P.M. : L’étude intègre de nombreux facteurs et peut permettre une prise de conscience pour mieux évaluer les risques. Mais pour l’instant cela reste dans un cadre conceptuel sans application pratique. Le schéma issu de l’étude qui montre toutes les interactions n’est pas très fonctionnel. Il faudrait réfléchir à quelque chose de plus facile d’accès. Nos graphiques qui montrent les 47 associations sont trop compliqués pour une pratique médicale quotidienne, surtout vu le temps des consultations. Ce qui conviendrait : c’est que le médecin généraliste ait une connaissance préalable pour ne pas prendre trop de temps lorsqu’il est en face du patient. Mais mémoriser 47 interactions n’est pas évident, peut-être qu’un tableau relativement simple et pratique qui permettrait de dégager des stratégies de prévention agissant sur les principaux facteurs s’avérerait efficace.
Quelle est la principale limite de votre étude ?
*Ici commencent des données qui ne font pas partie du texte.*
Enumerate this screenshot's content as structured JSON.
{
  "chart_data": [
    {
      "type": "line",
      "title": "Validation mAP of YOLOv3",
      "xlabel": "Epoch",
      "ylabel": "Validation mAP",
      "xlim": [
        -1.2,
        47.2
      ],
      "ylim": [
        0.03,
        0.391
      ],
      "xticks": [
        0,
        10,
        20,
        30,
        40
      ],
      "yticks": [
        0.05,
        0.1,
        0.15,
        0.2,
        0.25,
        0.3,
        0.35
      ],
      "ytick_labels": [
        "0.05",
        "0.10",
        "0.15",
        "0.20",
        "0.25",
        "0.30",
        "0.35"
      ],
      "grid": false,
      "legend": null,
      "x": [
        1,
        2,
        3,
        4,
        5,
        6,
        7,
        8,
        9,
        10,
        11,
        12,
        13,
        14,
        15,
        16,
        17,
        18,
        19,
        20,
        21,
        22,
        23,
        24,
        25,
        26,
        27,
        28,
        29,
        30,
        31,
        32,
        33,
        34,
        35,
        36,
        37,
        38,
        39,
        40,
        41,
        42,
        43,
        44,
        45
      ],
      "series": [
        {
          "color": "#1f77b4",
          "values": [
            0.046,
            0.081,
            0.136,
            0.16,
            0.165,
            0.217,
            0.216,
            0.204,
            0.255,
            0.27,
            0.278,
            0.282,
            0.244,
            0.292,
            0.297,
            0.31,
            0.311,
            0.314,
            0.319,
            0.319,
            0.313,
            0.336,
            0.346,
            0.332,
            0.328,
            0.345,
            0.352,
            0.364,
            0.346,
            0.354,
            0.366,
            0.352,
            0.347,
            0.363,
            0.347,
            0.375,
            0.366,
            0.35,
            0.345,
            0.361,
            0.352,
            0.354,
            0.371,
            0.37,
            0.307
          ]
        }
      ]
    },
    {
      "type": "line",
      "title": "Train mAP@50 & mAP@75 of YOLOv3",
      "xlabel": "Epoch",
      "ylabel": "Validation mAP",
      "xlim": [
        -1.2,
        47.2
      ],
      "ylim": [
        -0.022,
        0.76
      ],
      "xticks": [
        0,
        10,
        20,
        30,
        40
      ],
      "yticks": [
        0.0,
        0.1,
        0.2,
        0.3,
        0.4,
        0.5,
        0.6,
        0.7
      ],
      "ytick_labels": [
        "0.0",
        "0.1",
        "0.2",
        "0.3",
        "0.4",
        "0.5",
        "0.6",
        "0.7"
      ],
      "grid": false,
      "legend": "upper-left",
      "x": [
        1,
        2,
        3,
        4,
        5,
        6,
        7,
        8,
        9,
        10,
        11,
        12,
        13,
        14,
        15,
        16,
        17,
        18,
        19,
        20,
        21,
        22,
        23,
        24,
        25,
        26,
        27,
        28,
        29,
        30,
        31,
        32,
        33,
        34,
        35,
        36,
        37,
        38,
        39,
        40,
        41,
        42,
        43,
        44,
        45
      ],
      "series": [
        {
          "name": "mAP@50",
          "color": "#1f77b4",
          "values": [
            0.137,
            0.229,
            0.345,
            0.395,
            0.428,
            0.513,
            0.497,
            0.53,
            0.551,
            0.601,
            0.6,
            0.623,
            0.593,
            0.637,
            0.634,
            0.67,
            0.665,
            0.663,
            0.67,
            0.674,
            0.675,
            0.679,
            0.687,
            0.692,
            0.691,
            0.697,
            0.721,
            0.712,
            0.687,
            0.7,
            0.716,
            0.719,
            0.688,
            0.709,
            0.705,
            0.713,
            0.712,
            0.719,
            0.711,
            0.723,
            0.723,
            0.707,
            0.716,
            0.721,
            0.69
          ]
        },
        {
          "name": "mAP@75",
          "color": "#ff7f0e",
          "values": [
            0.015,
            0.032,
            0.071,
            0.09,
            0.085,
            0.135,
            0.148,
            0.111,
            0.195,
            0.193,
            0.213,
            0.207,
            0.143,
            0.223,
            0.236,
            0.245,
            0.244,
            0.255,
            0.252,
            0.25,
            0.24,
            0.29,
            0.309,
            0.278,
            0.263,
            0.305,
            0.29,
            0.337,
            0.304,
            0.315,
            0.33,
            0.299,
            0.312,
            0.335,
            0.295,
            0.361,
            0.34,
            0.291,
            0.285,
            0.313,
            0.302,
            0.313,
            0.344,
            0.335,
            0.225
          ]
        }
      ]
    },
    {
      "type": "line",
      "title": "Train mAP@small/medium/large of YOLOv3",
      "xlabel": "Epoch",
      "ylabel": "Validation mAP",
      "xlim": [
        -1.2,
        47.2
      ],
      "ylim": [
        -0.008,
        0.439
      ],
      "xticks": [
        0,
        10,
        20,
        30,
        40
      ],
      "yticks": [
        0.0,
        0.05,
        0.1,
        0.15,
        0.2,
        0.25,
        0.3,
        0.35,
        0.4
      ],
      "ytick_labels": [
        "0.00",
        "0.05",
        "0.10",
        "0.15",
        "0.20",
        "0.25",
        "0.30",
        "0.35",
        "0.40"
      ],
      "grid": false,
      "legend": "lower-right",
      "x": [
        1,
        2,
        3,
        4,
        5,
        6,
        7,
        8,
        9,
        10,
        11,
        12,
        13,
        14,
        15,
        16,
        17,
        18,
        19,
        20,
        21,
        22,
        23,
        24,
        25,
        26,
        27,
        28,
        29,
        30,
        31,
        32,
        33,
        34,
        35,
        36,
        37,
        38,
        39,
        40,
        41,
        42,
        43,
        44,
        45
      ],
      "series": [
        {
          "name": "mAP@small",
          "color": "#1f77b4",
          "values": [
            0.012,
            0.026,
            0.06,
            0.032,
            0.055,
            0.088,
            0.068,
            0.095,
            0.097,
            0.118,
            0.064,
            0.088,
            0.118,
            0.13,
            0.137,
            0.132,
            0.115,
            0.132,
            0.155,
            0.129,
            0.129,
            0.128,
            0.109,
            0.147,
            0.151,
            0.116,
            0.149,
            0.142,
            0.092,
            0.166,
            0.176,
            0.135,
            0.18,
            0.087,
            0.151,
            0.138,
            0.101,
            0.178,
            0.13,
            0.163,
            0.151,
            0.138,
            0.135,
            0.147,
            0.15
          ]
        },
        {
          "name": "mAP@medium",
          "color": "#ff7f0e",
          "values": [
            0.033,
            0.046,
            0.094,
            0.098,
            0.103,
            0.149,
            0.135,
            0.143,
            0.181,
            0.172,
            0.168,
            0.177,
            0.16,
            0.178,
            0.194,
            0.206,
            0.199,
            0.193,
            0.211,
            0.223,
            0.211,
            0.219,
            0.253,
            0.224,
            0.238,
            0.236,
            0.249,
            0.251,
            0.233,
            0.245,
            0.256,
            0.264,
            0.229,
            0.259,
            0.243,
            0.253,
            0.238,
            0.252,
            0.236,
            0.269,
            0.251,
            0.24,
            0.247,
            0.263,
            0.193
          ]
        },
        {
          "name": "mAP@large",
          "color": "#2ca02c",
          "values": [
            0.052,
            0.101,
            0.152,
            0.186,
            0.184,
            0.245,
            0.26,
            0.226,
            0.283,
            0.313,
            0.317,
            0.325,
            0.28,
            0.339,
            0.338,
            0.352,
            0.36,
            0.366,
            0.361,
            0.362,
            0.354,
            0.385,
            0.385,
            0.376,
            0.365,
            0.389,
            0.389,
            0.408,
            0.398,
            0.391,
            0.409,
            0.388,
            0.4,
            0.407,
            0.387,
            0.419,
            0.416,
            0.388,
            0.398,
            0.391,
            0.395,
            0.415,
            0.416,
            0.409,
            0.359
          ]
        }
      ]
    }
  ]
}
P.M. : La praticabilité. Sans se voiler la face, c’est difficile de rendre ce concept applicable. Il y a beaucoup d’obstacles. Mais si on y arrive, il serait intéressant de comparer un groupe de médecins qui aurait accès à une méthode simple de mise en pratique du concept par rapport à un groupe contrôle et ainsi de voir si on constate une amélioration de la prévention. Bien sûr ces travaux ne seraient pas simples et surtout longs.
Quelles sont les prochaines étapes pour compléter ces recherches ?
P.M. : À présent, on cherche à compléter notre schéma entre les différentes interactions en introduisant d’autres facteurs de risques comme les conditions de travail, le chômage ou l’alimentation. On a remarqué par exemple que le chômage était un risque majeur même plus important que des conditions de travail dégradées.